Pensamos en el mercado, en la oferta y la demanda y en precios, y esto está bien porque son variables que influyen. Pero también hay otro factor que impacta en nuestras negociaciones: el carisma. Cuando nos presentamos frente al cliente nuestra actitud puede marcar una diferencia. El carisma produce un encantamiento en el otro y puede hacer que uno cobre más por sus servicios incluso antes de que el otro conozca nuestro trabajo. Es decir, el aspecto emocional moviliza tanto que podemos sacar provecho de eso antes de empezar a trabajar.

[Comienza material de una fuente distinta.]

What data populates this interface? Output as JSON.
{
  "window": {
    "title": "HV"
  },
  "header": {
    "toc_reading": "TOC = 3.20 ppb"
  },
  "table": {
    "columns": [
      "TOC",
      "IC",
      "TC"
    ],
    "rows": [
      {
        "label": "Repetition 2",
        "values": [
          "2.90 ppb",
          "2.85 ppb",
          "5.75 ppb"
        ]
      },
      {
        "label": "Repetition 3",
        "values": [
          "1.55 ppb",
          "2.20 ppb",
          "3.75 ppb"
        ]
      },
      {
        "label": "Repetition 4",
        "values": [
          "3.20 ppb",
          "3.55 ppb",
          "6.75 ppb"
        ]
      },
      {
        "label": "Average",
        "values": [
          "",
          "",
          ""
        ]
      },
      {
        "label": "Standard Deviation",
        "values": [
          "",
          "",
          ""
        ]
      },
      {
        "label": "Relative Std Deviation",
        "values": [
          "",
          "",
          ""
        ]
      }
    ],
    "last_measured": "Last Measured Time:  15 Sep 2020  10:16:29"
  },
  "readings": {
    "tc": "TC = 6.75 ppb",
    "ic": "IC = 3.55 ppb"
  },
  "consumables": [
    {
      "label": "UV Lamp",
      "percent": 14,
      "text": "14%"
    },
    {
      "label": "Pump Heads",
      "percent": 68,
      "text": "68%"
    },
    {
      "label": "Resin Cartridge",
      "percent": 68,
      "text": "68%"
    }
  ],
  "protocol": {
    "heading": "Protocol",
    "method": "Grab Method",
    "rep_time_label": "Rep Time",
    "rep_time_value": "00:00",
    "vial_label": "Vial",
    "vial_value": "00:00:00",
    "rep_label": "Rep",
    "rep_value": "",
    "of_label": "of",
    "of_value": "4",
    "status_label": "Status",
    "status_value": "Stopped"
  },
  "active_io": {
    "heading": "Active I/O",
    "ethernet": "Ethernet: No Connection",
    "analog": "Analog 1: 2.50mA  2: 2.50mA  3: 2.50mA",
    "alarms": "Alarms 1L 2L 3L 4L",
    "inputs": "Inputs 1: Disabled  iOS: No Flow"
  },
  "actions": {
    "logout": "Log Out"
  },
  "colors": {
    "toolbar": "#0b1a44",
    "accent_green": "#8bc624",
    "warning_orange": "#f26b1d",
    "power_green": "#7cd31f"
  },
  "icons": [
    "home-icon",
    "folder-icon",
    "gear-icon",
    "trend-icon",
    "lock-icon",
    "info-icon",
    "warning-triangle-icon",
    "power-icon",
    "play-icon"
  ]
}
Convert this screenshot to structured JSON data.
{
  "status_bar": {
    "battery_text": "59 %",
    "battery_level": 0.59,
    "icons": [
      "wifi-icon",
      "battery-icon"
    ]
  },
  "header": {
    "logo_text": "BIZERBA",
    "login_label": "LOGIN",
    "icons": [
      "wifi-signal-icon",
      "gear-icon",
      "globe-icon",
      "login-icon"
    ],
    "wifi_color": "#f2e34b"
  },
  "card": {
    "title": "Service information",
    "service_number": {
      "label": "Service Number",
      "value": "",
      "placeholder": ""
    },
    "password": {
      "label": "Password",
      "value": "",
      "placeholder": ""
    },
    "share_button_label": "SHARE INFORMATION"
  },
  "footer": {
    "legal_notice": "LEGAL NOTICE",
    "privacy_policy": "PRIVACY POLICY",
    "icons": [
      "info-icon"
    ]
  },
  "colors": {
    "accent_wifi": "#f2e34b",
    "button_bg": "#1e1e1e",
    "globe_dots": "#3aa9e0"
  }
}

El factor carisma te lleva a ser aspiracional para el otro, a que la otra parte quiera ser como vos, tener tu confianza, tu profesionalismo, tu manera de hablar y de disfrutar de la vida. Despertás en el otro un interés profundo por tu persona que trasciende lo meramente comercial. El impacto del carisma en la venta es inmenso.

Si somos conscientes del entramado emocional de la negociación, de las reglas que operan detrás de la actitud, podemos trabajarlo, aprenderlo y desarrollarlo a nuestro favor. A medida que aprendemos las herramientas de una negociación exitosa, mejor preparados estamos para la siguiente. No hay que desanimarse y estar abiertos a aprender, porque cada negociación es una oportunidad para estar mejor parados para la próxima. La confianza y el carisma se pueden desarrollar y perfeccionar.